In a strong show of support for ocean protection, the National Marine Fisheries Service was flooded with nearly 50,000 postcards, faxes, letters, and e-mails from every state requesting the federal agency protect corals, sponges and other living seafloor of the Pacific from destructive bottom trawling.
"All across the country, people are that realizing their responsibility to the next generation includes the gift of healthy oceans," said Jim Ayers, director of the Pacific for Oceana, the only international ocean conservation group solely dedicated to the oceans. "We can no longer afford to over-exploit and pollute our oceans and leave the tab for our kids to pick up. We must leave the tools to clean up our mess."
The 50,000 pieces of communication were in response to the Fisheries Service's request for public comment, a period that ended on May 12, 2005. The Pacific Fishery Management Council is expected to choose a recommendation for a final alternative at its June meeting in Foster City, Calif.
The Oceana management alternative submitted to the Fisheries Service, called Alternative 12, freezes the bottom trawl footprint; protects 61 areas of the Pacific Ocean off Washington , Oregon and California within the existing footprint that have rich seafloor habitat; establishes limits on how much coral and sponge can be caught and discarded as bycatch; and sets in place ongoing research and monitoring. The end result protects thousands of square miles of seafloor while maintaining vibrant fisheries.
"Alternative 12 shows that we can have a balanced approach - it doesn't have to be all or nothing," said Zeke Grader, executive director of the Pacific Coast Federation of Fishermen's Associations, the West Coast's largest commercial fishing organization. "The livelihoods of fishing men and women depend on abundant fish stocks and that means protecting the ocean environment. This alternative, developed by Oceana to protect important fish habitat while maintaining fisheries, is a win for everyone - consumers, fishermen and fishing communities, as well as our fish and oceans."
Oceana's approach to protecting seafloor habitat from destructive trawling is supported by many regional stakeholders including commercial fishing groups (Pacific Marine Conservation Council and the Pacific Coast Federation of Fishermen's Associations); recreational fishing groups (Coastside Fishing Club, United Anglers of Southern California); and other conservation organizations (The Ocean Conservancy, Natural Resources Defense Council, Environment California).
"United Anglers has been happy to work with Oceana and others in the environmental community to protect our ocean resources," said Tom Raftican, president of United Anglers of Southern California. "Oceana's Alternative 12 could stop the spread of destructive bottom trawling. It's a welcome change from fishing everywhere and dealing with consequences later.
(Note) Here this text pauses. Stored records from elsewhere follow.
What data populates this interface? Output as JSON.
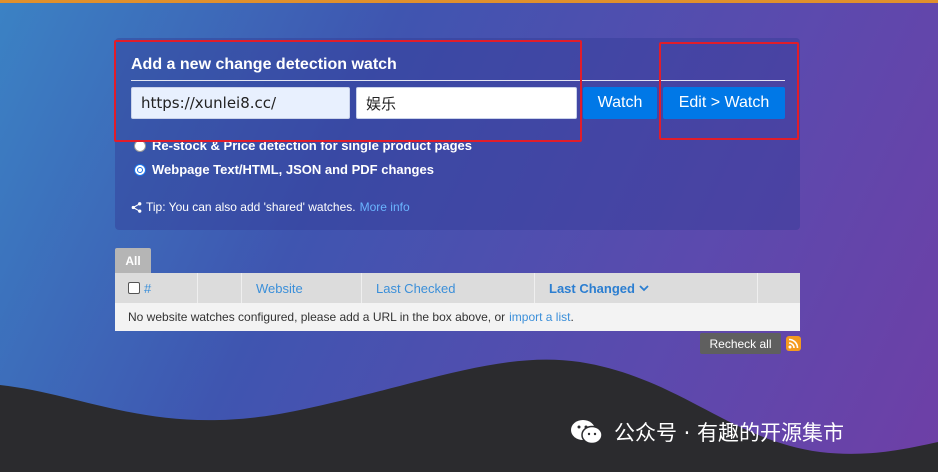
{
  "add_watch": {
    "title": "Add a new change detection watch",
    "url_value": "https://xunlei8.cc/",
    "tag_value": "娱乐",
    "watch_label": "Watch",
    "edit_watch_label": "Edit > Watch"
  },
  "processor_options": [
    {
      "label": "Re-stock & Price detection for single product pages",
      "selected": false
    },
    {
      "label": "Webpage Text/HTML, JSON and PDF changes",
      "selected": true
    }
  ],
  "tip": {
    "text": "Tip: You can also add 'shared' watches.",
    "link": "More info",
    "icon": "share-icon"
  },
  "tabs": [
    {
      "label": "All"
    }
  ],
  "table": {
    "columns": [
      "#",
      "",
      "Website",
      "Last Checked",
      "Last Changed",
      ""
    ],
    "sorted_column": "Last Changed",
    "empty_message": "No website watches configured, please add a URL in the box above, or",
    "empty_link": "import a list",
    "empty_suffix": "."
  },
  "recheck_all_label": "Recheck all",
  "rss_icon": "rss-icon",
  "watermark": {
    "text": "公众号 · 有趣的开源集市",
    "icon": "wechat-icon"
  },
  "colors": {
    "accent": "#0078e7",
    "highlight": "#e11d2a",
    "top_strip": "#e0902c"
  }
}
I wish we'd had this kind of approach before we lost most of the rockfish on the coast."
Additional support came from the California Coastal Commission, which wrote to the Fisheries Service: "It is critical to protect important seafloor habitat like corals and sponges, and other special places such as seamounts and deep sea canyons."
"The bottom line is sustainability," said Ayers. "We took all available data and information, listened to concerns of the trawlers and built a management alternative that can work for everyone."